To wit: when a workforce comes together to credibly threaten the bottom line—either through wildcat stoppages, union organizing, community boycotts, or whatever—owners will acquiesce to their demands for equitable treatment. That’s the power of labor, and frankly, HR could never.
REMINDER: The Fingers tip line is always open. If you work at Boulevard, have horror stories about HR at another brewery/distillery/etc. or have other info to share: dave@dinfontay.com.
The bottom shelf
Michelob Ultra, the Anheuser-Busch InBev active-lifestyle juggernaut that spent 2020 waking up every morning, admiring its sleek profile in a full-length beveled-edge mirror from Restoration Hardware, and muttering confidently to itself “hard seltzer who, motherfucker?” is now… well, folks, it’s now available as a hard seltzer. Remember the Fingers motto: Everything is hard seltzer now. Brewbound’s Infante has the details on the nationwide release. I’ll limit my commentary to this text exchange with a Friend of Fingers who recently encountered Michelob Ultra Organic Hard Seltzer in the supermarket (because where else, amirite?!) Ahem:
American Airlines is selling wine now. Wow, these “unprecedented times” have truly “changed everything” but not really because even though I’m stuck on the ground I still have no interest in paying through the nose for room-temperature Sutter Home blends that’ll be late to depart, late to arrive, and probably spent an inordinate amount of time sitting on asphalt somewhere in between. *Please read the next line in your worst Jerry Seinfeld voice* “What’s the deal with airline wine?!”
Good Beer Hunting’s Kate Bernot is out with a big report on Island Brands, a beer company sort-of based in Charleston, South Carolina (which, for all you new Friends of Fingers, is also home to boozeletter HQ.) I say “sort-of” because while the firm calls the Lowcountry home—and expertly markets its straightforward lagers and hard teas/lemonades as drinkable extensions of the Charleston lifestyle—those products are contract-brewed by New Belgium at out-of-state facilities.
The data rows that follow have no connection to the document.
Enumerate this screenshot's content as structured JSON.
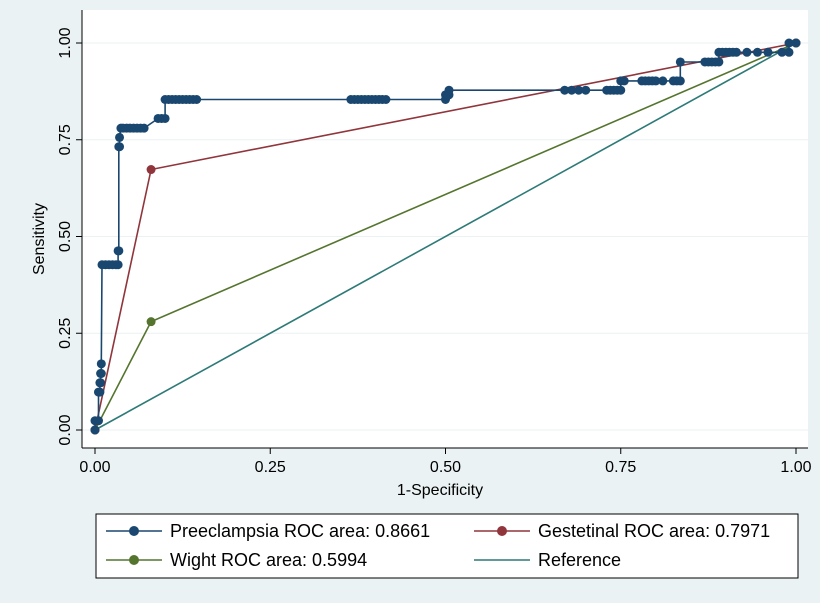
{
  "chart_data": {
    "type": "line",
    "title": "",
    "xlabel": "1-Specificity",
    "ylabel": "Sensitivity",
    "xlim": [
      0,
      1
    ],
    "ylim": [
      0,
      1
    ],
    "x_ticks": [
      "0.00",
      "0.25",
      "0.50",
      "0.75",
      "1.00"
    ],
    "y_ticks": [
      "0.00",
      "0.25",
      "0.50",
      "0.75",
      "1.00"
    ],
    "grid": "horizontal",
    "legend_position": "bottom",
    "series": [
      {
        "name": "Preeclampsia ROC area: 0.8661",
        "color": "#1a476f",
        "markers": true,
        "x": [
          0,
          0,
          0.005,
          0.005,
          0.007,
          0.007,
          0.008,
          0.008,
          0.009,
          0.009,
          0.01,
          0.015,
          0.02,
          0.025,
          0.03,
          0.033,
          0.033,
          0.034,
          0.034,
          0.035,
          0.035,
          0.037,
          0.04,
          0.045,
          0.05,
          0.055,
          0.06,
          0.065,
          0.07,
          0.09,
          0.095,
          0.1,
          0.1,
          0.105,
          0.11,
          0.115,
          0.12,
          0.125,
          0.13,
          0.135,
          0.14,
          0.145,
          0.365,
          0.37,
          0.375,
          0.38,
          0.385,
          0.39,
          0.395,
          0.4,
          0.405,
          0.41,
          0.415,
          0.5,
          0.5,
          0.503,
          0.505,
          0.505,
          0.67,
          0.68,
          0.69,
          0.7,
          0.73,
          0.735,
          0.74,
          0.745,
          0.75,
          0.75,
          0.755,
          0.78,
          0.785,
          0.79,
          0.795,
          0.8,
          0.81,
          0.825,
          0.83,
          0.835,
          0.835,
          0.87,
          0.875,
          0.88,
          0.885,
          0.89,
          0.89,
          0.895,
          0.9,
          0.905,
          0.91,
          0.915,
          0.93,
          0.945,
          0.96,
          0.98,
          0.99,
          0.99,
          1.0
        ],
        "y": [
          0,
          0.024,
          0.024,
          0.098,
          0.098,
          0.122,
          0.122,
          0.146,
          0.146,
          0.171,
          0.427,
          0.427,
          0.427,
          0.427,
          0.427,
          0.427,
          0.463,
          0.463,
          0.732,
          0.732,
          0.756,
          0.78,
          0.78,
          0.78,
          0.78,
          0.78,
          0.78,
          0.78,
          0.78,
          0.805,
          0.805,
          0.805,
          0.854,
          0.854,
          0.854,
          0.854,
          0.854,
          0.854,
          0.854,
          0.854,
          0.854,
          0.854,
          0.854,
          0.854,
          0.854,
          0.854,
          0.854,
          0.854,
          0.854,
          0.854,
          0.854,
          0.854,
          0.854,
          0.854,
          0.866,
          0.866,
          0.866,
          0.878,
          0.878,
          0.878,
          0.878,
          0.878,
          0.878,
          0.878,
          0.878,
          0.878,
          0.878,
          0.902,
          0.902,
          0.902,
          0.902,
          0.902,
          0.902,
          0.902,
          0.902,
          0.902,
          0.902,
          0.902,
          0.951,
          0.951,
          0.951,
          0.951,
          0.951,
          0.951,
          0.976,
          0.976,
          0.976,
          0.976,
          0.976,
          0.976,
          0.976,
          0.976,
          0.976,
          0.976,
          0.976,
          1.0,
          1.0
        ]
      },
      {
        "name": "Gestetinal ROC area: 0.7971",
        "color": "#90353b",
        "markers": true,
        "x": [
          0,
          0.08,
          1.0
        ],
        "y": [
          0,
          0.673,
          1.0
        ]
      },
      {
        "name": "Wight ROC area: 0.5994",
        "color": "#55752f",
        "markers": true,
        "x": [
          0,
          0.08,
          1.0
        ],
        "y": [
          0,
          0.28,
          1.0
        ]
      },
      {
        "name": "Reference",
        "color": "#2d7a77",
        "markers": false,
        "x": [
          0,
          1.0
        ],
        "y": [
          0,
          1.0
        ]
      }
    ]
  }
}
You may care that it’s not quite “local,” but drinkers across seven states don’t seem to: Island Brands has been posting eye-popping sales and growth figures this year. Anyway, Bernot was kind enough to ask your fearless Fingers editor to offer a Charleston-based perspective on the brand’s whole “thing.” Check out her story for smart reporting (Kate) and flailing, outdated pop culture references (me.)
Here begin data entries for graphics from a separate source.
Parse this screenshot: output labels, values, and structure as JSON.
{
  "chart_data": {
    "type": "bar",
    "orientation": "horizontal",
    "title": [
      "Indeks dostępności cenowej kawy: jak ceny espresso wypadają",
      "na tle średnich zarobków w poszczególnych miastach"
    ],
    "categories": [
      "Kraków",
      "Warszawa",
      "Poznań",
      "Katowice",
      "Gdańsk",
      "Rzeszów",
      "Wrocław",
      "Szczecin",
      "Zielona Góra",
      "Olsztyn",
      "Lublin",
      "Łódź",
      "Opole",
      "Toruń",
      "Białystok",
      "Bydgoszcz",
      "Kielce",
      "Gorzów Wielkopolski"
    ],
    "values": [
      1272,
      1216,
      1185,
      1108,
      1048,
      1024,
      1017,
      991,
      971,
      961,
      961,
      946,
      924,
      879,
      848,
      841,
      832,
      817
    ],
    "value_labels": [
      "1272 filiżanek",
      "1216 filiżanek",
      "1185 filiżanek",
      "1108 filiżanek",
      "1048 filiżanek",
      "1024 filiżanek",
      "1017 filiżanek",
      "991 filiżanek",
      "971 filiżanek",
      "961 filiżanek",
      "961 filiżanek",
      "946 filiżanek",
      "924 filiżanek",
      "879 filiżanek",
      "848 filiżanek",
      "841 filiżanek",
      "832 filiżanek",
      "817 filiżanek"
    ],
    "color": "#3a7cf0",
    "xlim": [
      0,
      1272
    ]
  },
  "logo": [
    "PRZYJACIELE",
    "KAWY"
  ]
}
In rebrand news, Anchor Brewing, the venerable San Francisco outfit that’s been putting out beer since like four decades before the Golden Gate Bridge was even a bridge, has gotten a #millennial makeover. NYC heads may find the new lewk reminiscent of Montauk Brewing Co.’s packaging c. 2016-ish. I was reminded of a slightly, ah, different brand…
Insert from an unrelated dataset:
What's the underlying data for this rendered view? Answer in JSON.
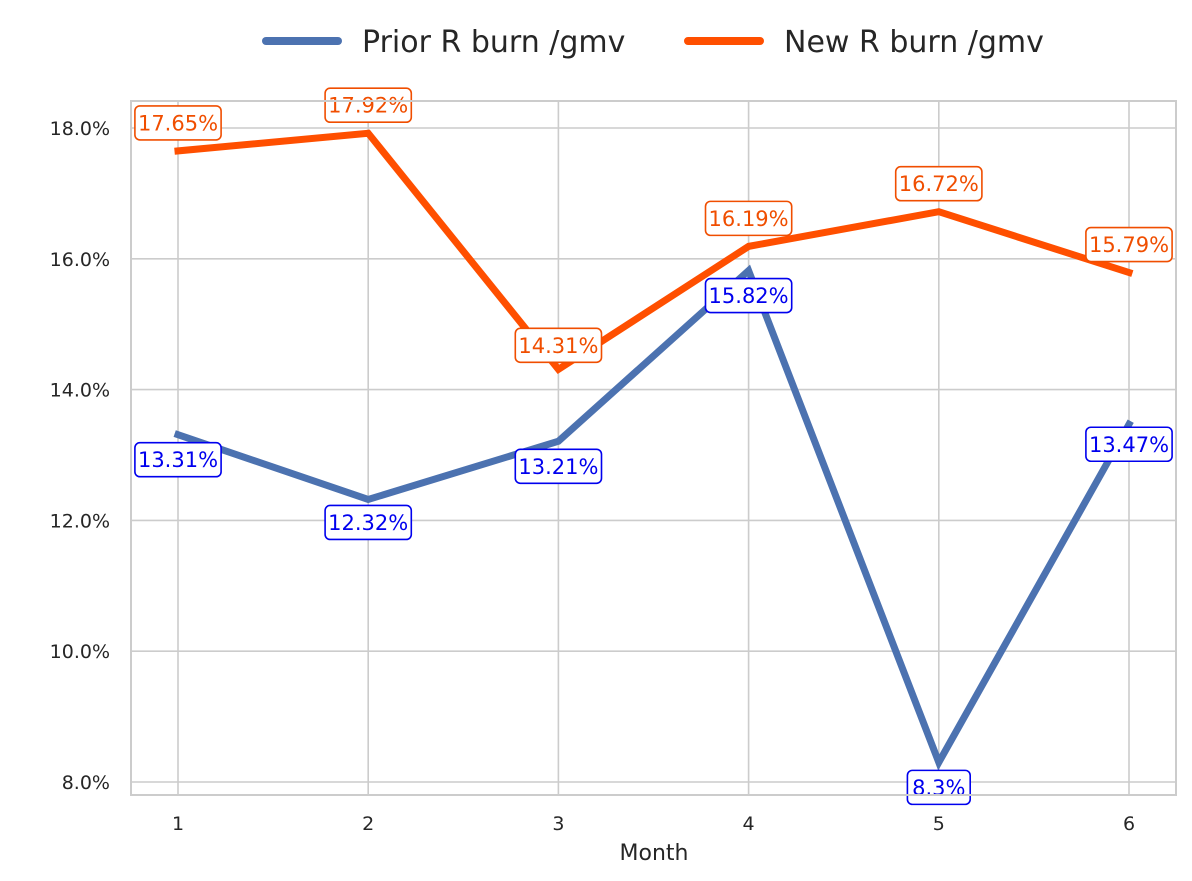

Man, how ‘bout this GameStop situation? I have very little to say about it because I do not understand options trading. But I will point out that /r/wallstreetbets embraces the same shitposting vernacular and edgelord/cringepost tendencies that dominated /r/weekendgunnit, a now-defunct guns-rights forum where White Claw reigned supreme. So uh… maybe that’s bad news, or maybe it’s nothing! Stay safe out there, everyone.